Des moments ubuesques avec l’administration.
Alors que nous contribuons à faire vivre l’économie et créer de la richesse, l’administration, loin de nous aider, nous met des bâtons dans les roues. Comment ne pas évoquer ces heures perdues au téléphone avec le « trio gagnant » (Urssaf, RSI, Cipav) pour régulariser un dossier pourtant déjà maintes fois envoyé, pour obtenir une attestation dont on vous assure, au gré des interlocuteurs, qu’elle est en cours, puis qu’elle n’existe pas, et qu’on finit pourtant par vous délivrer en un clic… Particulièrement stressant lorsque ce document était indispensable pour renouveler le référencement de mon entreprise chez mon plus gros client. Et coûteux également, puisque les numéros de téléphone pour les joindre sont surtaxés !
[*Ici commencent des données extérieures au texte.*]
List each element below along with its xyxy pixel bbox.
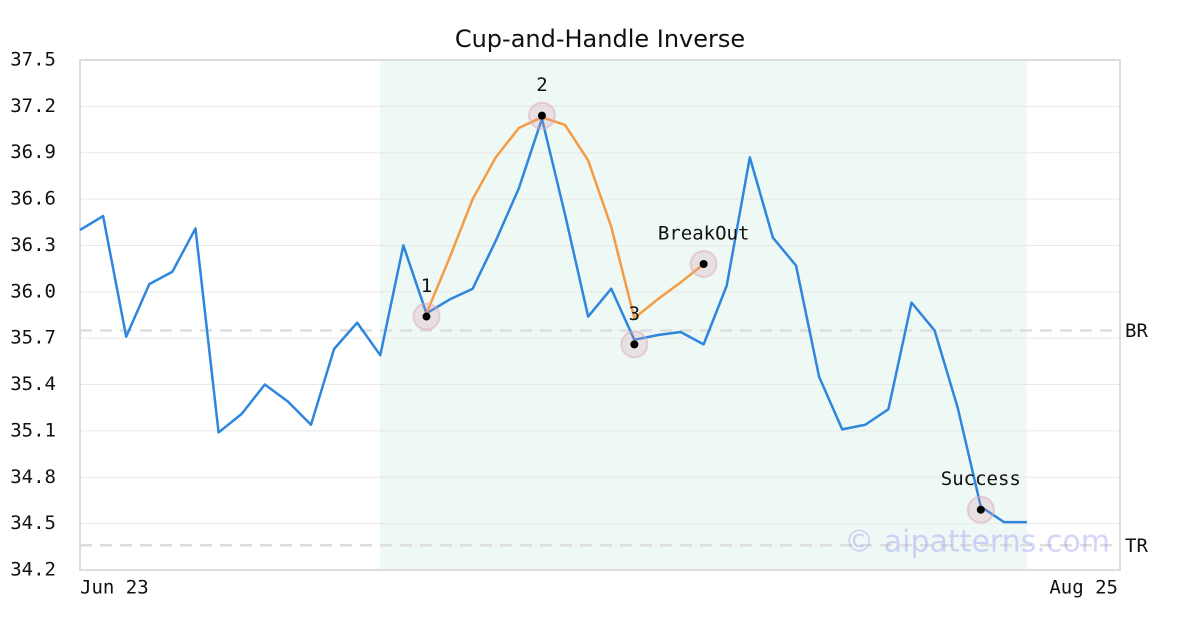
annotation-point <box>699 260 708 268</box>
y-tick-label: 36.3 <box>10 234 56 256</box>
annotation-label: Success <box>941 468 1021 490</box>
y-tick-label: 35.7 <box>10 327 56 349</box>
annotation-label: 2 <box>536 74 547 96</box>
y-tick-label: 35.4 <box>10 373 56 395</box>
annotation-point <box>537 111 546 120</box>
y-tick-label: 36.9 <box>10 141 56 163</box>
y-tick-label: 36.6 <box>10 188 56 210</box>
watermark: © aipatterns.com <box>844 525 1110 560</box>
annotation-point <box>630 340 639 349</box>
annotation-point <box>976 505 985 514</box>
line-series <box>425 115 705 320</box>
x-tick-label: Jun 23 <box>80 577 149 599</box>
y-tick-label: 37.2 <box>10 95 56 117</box>
y-tick-label: 36.0 <box>10 280 56 302</box>
y-tick-label: 34.5 <box>10 512 56 534</box>
highlight-region <box>380 60 1027 570</box>
chart-title: Cup-and-Handle Inverse <box>455 25 745 53</box>
y-tick-label: 34.2 <box>10 559 56 581</box>
y-tick-label: 34.8 <box>10 466 56 488</box>
line-series <box>79 117 1027 524</box>
plot-frame <box>79 59 1121 571</box>
annotation-label: 3 <box>629 303 640 325</box>
reference-label: BR <box>1125 320 1148 342</box>
annotation-point <box>422 312 431 321</box>
annotation-label: 1 <box>421 275 432 297</box>
y-tick-label: 35.1 <box>10 419 56 441</box>
x-tick-label: Aug 25 <box>1049 577 1118 599</box>
y-tick-label: 37.5 <box>10 49 56 71</box>
annotation-label: BreakOut <box>658 223 750 245</box>
reference-label: TR <box>1125 535 1148 557</box>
Faire face à la sur-sollicitation intéressée.
Un autre vrai problème : la sur-sollicitation. Devenez entrepreneur et vous ne compterez plus les CV transmis par votre entourage, même si vous ne cherchez pas à embaucher. Idem pour les demandes de RV avec des pseudo-partenaires soi-disant en mesure de vous apporter du business alors qu’en fait, seul l’accès à votre réseau les intéresse. Eh oui, la réussite suscite la convoitise… Sans oublier ces multiples cocktails, dîners, petits-déjeuners promettant des opportunités d’affaires mais qui ne font en réalité que les affaires des organisateurs.
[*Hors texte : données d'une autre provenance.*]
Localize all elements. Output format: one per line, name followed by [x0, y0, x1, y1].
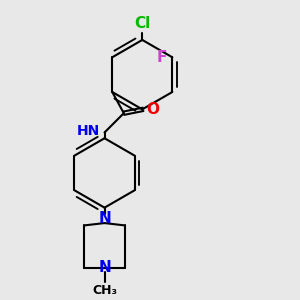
Text: Cl: Cl: [134, 16, 150, 31]
Text: F: F: [156, 50, 167, 65]
Text: N: N: [98, 260, 111, 275]
Text: N: N: [98, 211, 111, 226]
Text: O: O: [146, 102, 159, 117]
Text: HN: HN: [77, 124, 100, 137]
Text: CH₃: CH₃: [92, 284, 117, 297]
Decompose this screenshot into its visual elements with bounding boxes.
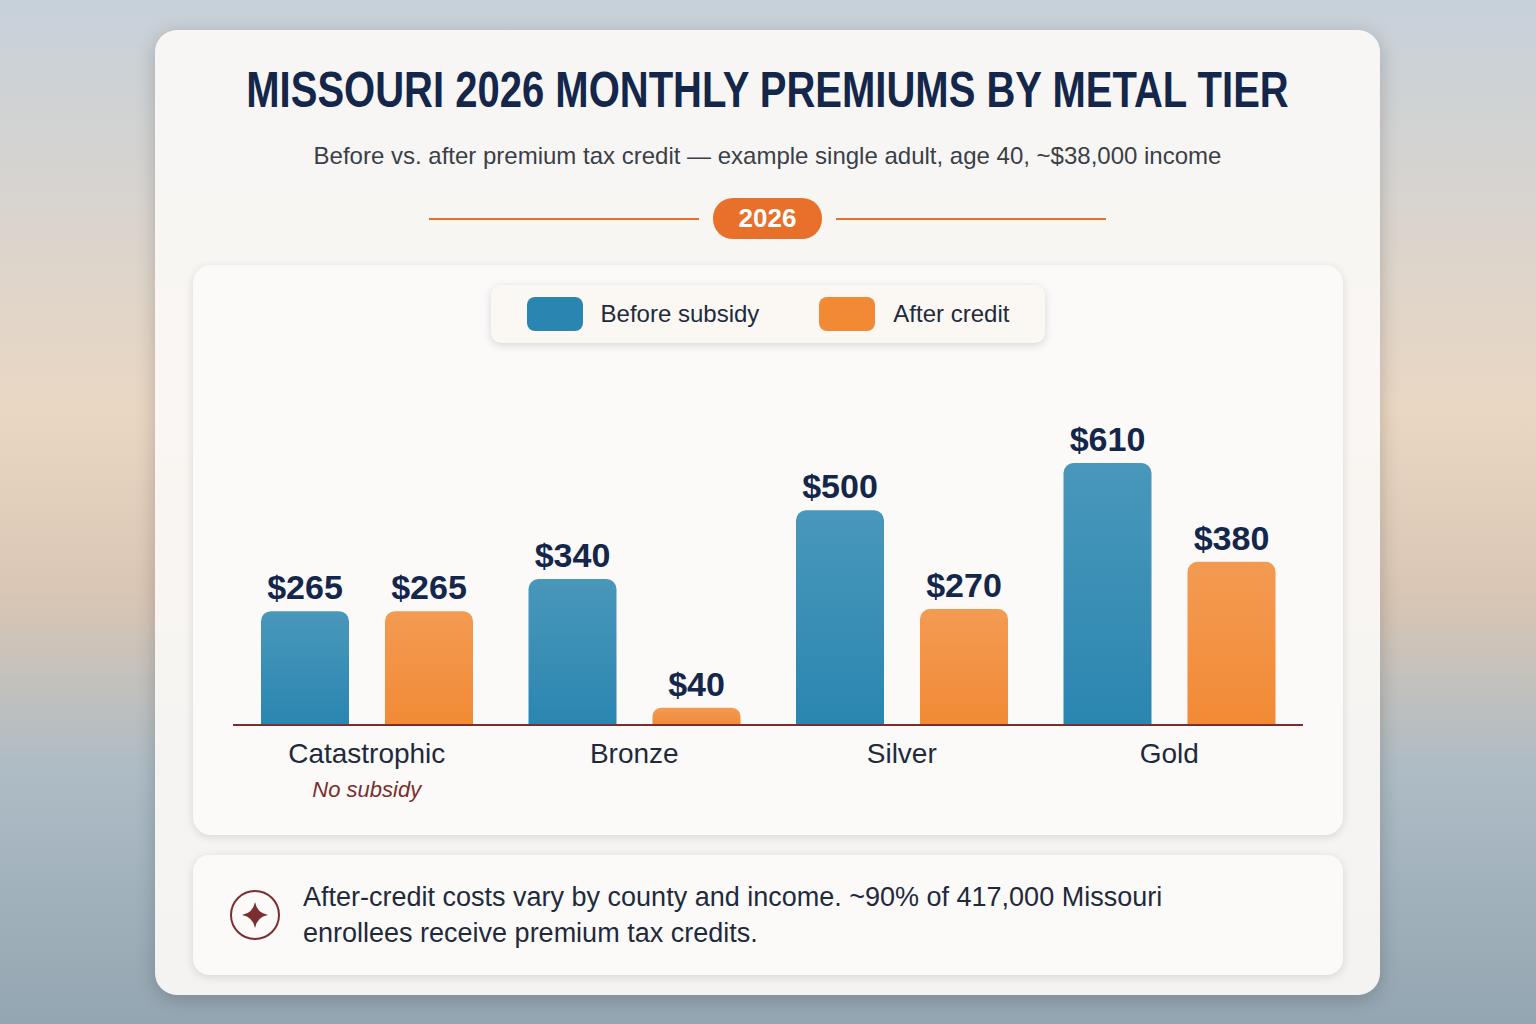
svg-text:Silver: Silver xyxy=(867,738,937,769)
html-text:After-credit costs vary by cou: After-credit costs vary by county and in… xyxy=(303,882,1163,948)
svg-text:$265: $265 xyxy=(267,568,343,606)
html-text:MISSOURI 2026 MONTHLY PREMIUMS: MISSOURI 2026 MONTHLY PREMIUMS BY METAL … xyxy=(246,62,1289,118)
html-text:2026: 2026 xyxy=(738,203,797,233)
svg-text:$380: $380 xyxy=(1194,519,1270,557)
svg-text:$340: $340 xyxy=(535,536,611,574)
html-text:Before vs. after premium tax c: Before vs. after premium tax credit — ex… xyxy=(313,142,1222,169)
svg-text:No subsidy: No subsidy xyxy=(312,777,423,802)
svg-text:$265: $265 xyxy=(391,568,467,606)
svg-text:$40: $40 xyxy=(668,665,725,703)
svg-text:Bronze: Bronze xyxy=(590,738,679,769)
svg-text:Catastrophic: Catastrophic xyxy=(288,738,445,769)
svg-text:$610: $610 xyxy=(1070,420,1146,458)
html-text:Before subsidy: Before subsidy xyxy=(600,300,760,327)
svg-text:$270: $270 xyxy=(926,566,1002,604)
html-text:After credit: After credit xyxy=(893,300,1010,327)
svg-text:Gold: Gold xyxy=(1140,738,1199,769)
svg-text:$500: $500 xyxy=(802,467,878,505)
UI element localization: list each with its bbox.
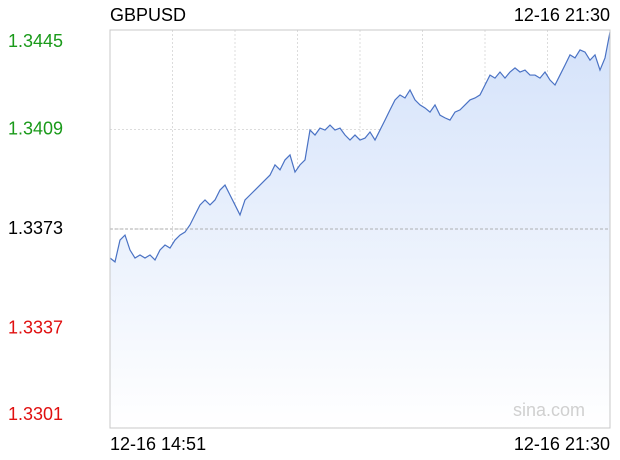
y-tick-label: 1.3409	[8, 118, 63, 138]
current-time: 12-16 21:30	[514, 5, 610, 25]
y-tick-label: 1.3445	[8, 31, 63, 51]
x-tick-label: 12-16 14:51	[110, 434, 206, 454]
area	[110, 31, 610, 429]
y-tick-label: 1.3373	[8, 218, 63, 238]
price-line	[109, 31, 611, 263]
x-tick-label: 12-16 21:30	[514, 434, 610, 454]
chart-title: GBPUSD	[110, 5, 186, 25]
y-tick-label: 1.3337	[8, 317, 63, 337]
y-tick-label: 1.3301	[8, 404, 63, 424]
watermark: sina.com	[513, 400, 585, 420]
plot-border	[109, 29, 611, 429]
Faut-il donc être fou pour entreprendre ?!
Mais alors, pourquoi, chaque année, tant de personnes décident de se lancer dans l’entrepreneuriat et ne le regrettent pas ? Tout simplement, parce que lorsque vous touchez l’entrepreneuriat du doigt, vous entrez dans un autre univers, insoupçonné et insoupçonnable pour le salarié que vous étiez. Et cet univers que vous découvrez est tellement plein de possibilités qu’il vous donne la force de surmonter les désagréments évoqués.
Faire le choix de l’entrepreneuriat, c’est pénétrer dans un monde où tout est possible puisque nous créons notre propre aventure. Un monde où les seules limites sont les barrières que l’on s’érige. Un monde dans lequel l’entreprise créée évolue au gré des rencontres, des envies, des opportunités.
Un monde dans lequel on n’a certes pas de collègues, mais tellement de pairs avec qui échanger sur nos questionnements, nos problématiques, prêts à partager leur expérience, leur parcours, leurs bonnes pratiques.
Un monde où l’agilité, l’innovation et l’énergie positive sont la règle parce que les entrepreneurs sont passionnés par ce qu’ils font.
Un monde, en somme, où on se sent vivant.